El mercado cambiario argentino vivió un nuevo capítulo este lunes, donde el dólar oficial mayorista revirtió una tendencia a la baja y logró su sexta suba consecutiva. Esta dinámica alcista ha llevado al tipo de cambio a alcanzar un nivel que no se veía desde enero, marcando un crecimiento acumulado del 3,8% en lo que va del mes. Los analistas atribuyen este incremento a la disminución en la liquidación de divisas por parte del sector agroexportador, un fenómeno que podría tener repercusiones en la economía a corto y mediano plazo.
En este contexto, el tipo de cambio mayorista se estableció en $1.462 para la venta, con un incremento de $1 respecto al cierre de la semana anterior. A pesar de esta subida, el valor se mantiene alejado del límite superior de la banda cambiaria, que actualmente se sitúa en $1.794,60, lo que representa una diferencia del 22,7%. Esta situación evidencia la continua presión en el mercado de divisas y la incertidumbre que rodea el futuro del tipo de cambio en el país.

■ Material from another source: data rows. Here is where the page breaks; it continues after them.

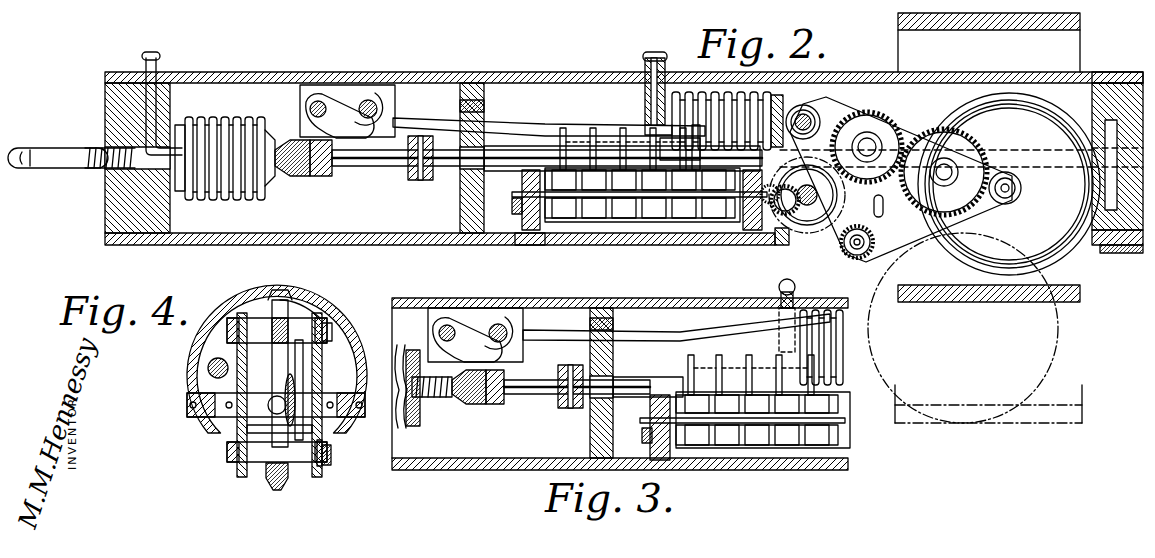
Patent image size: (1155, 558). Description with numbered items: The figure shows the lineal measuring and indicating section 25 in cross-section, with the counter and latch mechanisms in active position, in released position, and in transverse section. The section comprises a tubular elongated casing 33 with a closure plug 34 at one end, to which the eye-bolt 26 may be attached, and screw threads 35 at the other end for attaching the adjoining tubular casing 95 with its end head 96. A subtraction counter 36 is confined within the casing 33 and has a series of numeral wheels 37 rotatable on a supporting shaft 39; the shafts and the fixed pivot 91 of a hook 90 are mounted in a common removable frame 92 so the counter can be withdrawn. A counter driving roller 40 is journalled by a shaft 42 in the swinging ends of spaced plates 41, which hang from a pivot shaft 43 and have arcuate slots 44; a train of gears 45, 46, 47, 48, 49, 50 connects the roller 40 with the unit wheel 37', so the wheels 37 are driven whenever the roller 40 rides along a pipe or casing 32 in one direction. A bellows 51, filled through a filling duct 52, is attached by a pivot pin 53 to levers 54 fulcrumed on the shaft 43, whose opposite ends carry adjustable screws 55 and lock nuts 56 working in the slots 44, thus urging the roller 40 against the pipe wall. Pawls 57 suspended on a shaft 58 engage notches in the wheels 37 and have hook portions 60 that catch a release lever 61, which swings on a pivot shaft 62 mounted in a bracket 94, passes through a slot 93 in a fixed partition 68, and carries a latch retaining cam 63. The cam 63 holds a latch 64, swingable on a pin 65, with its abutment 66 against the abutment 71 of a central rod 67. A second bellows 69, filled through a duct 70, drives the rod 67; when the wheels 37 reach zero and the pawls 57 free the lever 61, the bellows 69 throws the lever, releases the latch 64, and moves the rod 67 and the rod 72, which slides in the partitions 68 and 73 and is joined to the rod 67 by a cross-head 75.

In FIG. 2, the lineal measuring and indicating section 25 is at (106, 74).
In FIG. 3, the lineal measuring and indicating section 25 is at (620, 384).
In FIG. 4, the lineal measuring and indicating section 25 is at (192, 338).
In FIG. 2, the eye-bolt 26 is at (60, 168).
In FIG. 2, the casing 32 is at (935, 310).
In FIG. 2, the tubular elongated casing 33 is at (560, 56).
In FIG. 4, the tubular elongated casing 33 is at (322, 300).
In FIG. 2, the closure plug 34 is at (118, 218).
In FIG. 2, the screw threads 35 is at (1105, 73).
In FIG. 2, the counter 36 is at (624, 222).
In FIG. 3, the counter 36 is at (768, 448).
In FIG. 2, the numeral wheels 37 is at (567, 216).
In FIG. 3, the numeral wheels 37 is at (707, 440).
In FIG. 2, the unit wheel 37' is at (713, 216).
In FIG. 3, the unit wheel 37' is at (823, 440).
In FIG. 2, the supporting shaft 39 is at (770, 180).
In FIG. 2, the counter driving roller 40 is at (1008, 282).
In FIG. 4, the counter driving roller 40 is at (274, 490).
In FIG. 2, the plates 41 is at (950, 224).
In FIG. 4, the plates 41 is at (243, 478).
In FIG. 2, the shaft 42 is at (1046, 210).
In FIG. 2, the pivot shaft 43 is at (808, 206).
In FIG. 4, the pivot shaft 43 is at (192, 407).
In FIG. 2, the arcuate slots 44 is at (878, 216).
In FIG. 2, the gear 45 is at (1009, 175).
In FIG. 2, the gear 46 is at (950, 128).
In FIG. 2, the gear 47 is at (880, 114).
In FIG. 2, the gear 48 is at (782, 214).
In FIG. 4, the gear 48 is at (303, 420).
In FIG. 2, the gear 49 is at (843, 172).
In FIG. 4, the gear 49 is at (270, 410).
In FIG. 2, the gear 50 is at (768, 205).
In FIG. 4, the gear 50 is at (270, 432).
In FIG. 2, the bellows 51 is at (716, 92).
In FIG. 3, the bellows 51 is at (836, 310).
In FIG. 4, the bellows 51 is at (280, 292).
In FIG. 2, the filling duct 52 is at (643, 56).
In FIG. 3, the filling duct 52 is at (778, 285).
In FIG. 2, the pivot pin 53 is at (808, 118).
In FIG. 4, the pivot pin 53 is at (332, 332).
In FIG. 2, the levers 54 is at (799, 106).
In FIG. 4, the levers 54 is at (252, 318).
In FIG. 2, the adjustable screws 55 is at (852, 247).
In FIG. 4, the adjustable screws 55 is at (322, 466).
In FIG. 2, the lock nuts 56 is at (860, 258).
In FIG. 4, the lock nuts 56 is at (333, 458).
In FIG. 2, the pawls 57 is at (594, 128).
In FIG. 3, the pawls 57 is at (750, 364).
In FIG. 2, the shaft 58 is at (672, 222).
In FIG. 3, the shaft 58 is at (845, 421).
In FIG. 2, the hook portions 60 is at (668, 132).
In FIG. 2, the release lever 61 is at (520, 126).
In FIG. 3, the release lever 61 is at (664, 328).
In FIG. 2, the pivot shaft 62 is at (366, 100).
In FIG. 3, the pivot shaft 62 is at (494, 324).
In FIG. 2, the latch retaining cam 63 is at (385, 98).
In FIG. 3, the latch retaining cam 63 is at (515, 322).
In FIG. 2, the latch 64 is at (340, 110).
In FIG. 3, the latch 64 is at (466, 334).
In FIG. 2, the pin 65 is at (310, 106).
In FIG. 3, the pin 65 is at (439, 331).
In FIG. 2, the abutment 66 is at (338, 175).
In FIG. 3, the abutment 66 is at (460, 385).
In FIG. 2, the central rod 67 is at (350, 170).
In FIG. 3, the central rod 67 is at (522, 388).
In FIG. 2, the fixed partition 68 is at (466, 213).
In FIG. 3, the fixed partition 68 is at (598, 438).
In FIG. 2, the bellows 69 is at (230, 206).
In FIG. 3, the bellows 69 is at (404, 425).
In FIG. 2, the filling duct 70 is at (160, 58).
In FIG. 2, the abutment 71 is at (325, 182).
In FIG. 3, the abutment 71 is at (492, 404).
In FIG. 2, the rod 72 is at (512, 168).
In FIG. 3, the rod 72 is at (655, 386).
In FIG. 4, the rod 72 is at (207, 367).
In FIG. 2, the fixed partition 73 is at (1112, 246).
In FIG. 2, the cross-head 75 is at (412, 182).
In FIG. 3, the cross-head 75 is at (580, 366).
In FIG. 2, the hook 90 is at (530, 176).
In FIG. 3, the hook 90 is at (660, 405).
In FIG. 2, the fixed pivot 91 is at (530, 206).
In FIG. 3, the fixed pivot 91 is at (658, 436).
In FIG. 2, the removable frame 92 is at (528, 244).
In FIG. 2, the slot 93 is at (478, 107).
In FIG. 3, the slot 93 is at (612, 356).
In FIG. 2, the bracket 94 is at (304, 90).
In FIG. 3, the bracket 94 is at (432, 312).
In FIG. 2, the tubular casing 95 is at (1104, 92).
In FIG. 2, the end head 96 is at (1125, 254).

Por su parte, el dólar minorista se cotizó a $1.480 en el Banco Nación, a raíz de un intento de corrección a la baja, lo que provocó que el dólar tarjeta se ubicara en $1.924. En el ámbito de los tipos de cambio paralelos, el contado con liquidación (CCL) se posicionó en $1.525,99, lo que representa un aumento del 2,5%, mientras que el MEP se comercializó a $1.480,92, con un incremento más modesto del 0,3%. Esta variedad en los precios refleja la complejidad del mercado cambiario y la búsqueda constante de equilibrio entre la oferta y la demanda de divisas.
Un dato relevante es el comportamiento del dólar blue, que también mostró un ascenso, aumentando $15 (+1%) hasta alcanzar los $1.495 en la venta. Los operadores de la city han señalado que este tipo de cambio informal está muy cerca de cruzar la barrera de los $1.500, un nivel que recuerda las cifras vistas a principios del año. Este aumento en el dólar blue podría ser un indicativo de la creciente desconfianza en el mercado formal y la búsqueda de refugio en la moneda estadounidense por parte de los ahorristas.
El Banco Central de la República Argentina (BCRA) ha mantenido su estrategia de compras de divisas, aunque con una notable desaceleración en su ritmo. Desde hace 111 jornadas consecutivas, la entidad ha registrado un saldo comprador en el mercado cambiario, logrando superar la meta de acumulación de reservas establecida en su acuerdo con el Fondo Monetario Internacional (FMI). No obstante, la última compra reportada fue de u$s50 millones, lo que contrasta con los más de u$s100 millones diarios que se adquirían en mayo y principios de junio.
Los especialistas de la consultora LCG han señalado que el BCRA ha moderado sus adquisiciones en el mercado de cambios, optando por un enfoque más cauteloso en su intervención. Esto podría interpretarse como una estrategia de 'tipo de cambio administrado', donde se busca un deslizamiento gradual del dólar, evitando saltos bruscos que podrían desestabilizar aún más la economía. En lo que va de junio, el BCRA ha logrado acumular aproximadamente u$s1.000 millones, con un total de u$s10.800 millones en lo que respecta a todo el año, manteniendo reservas brutas cercanas a u$s47.500 millones.
La situación actual del dólar oficial y los paralelos refleja las tensiones existentes en la economía argentina, donde la incertidumbre y la volatilidad son moneda corriente. A medida que el país navega por un panorama económico complejo, se torna esencial seguir de cerca las decisiones del Banco Central y el comportamiento del mercado cambiario para anticipar futuros movimientos y sus posibles consecuencias en el bienestar financiero de los ciudadanos.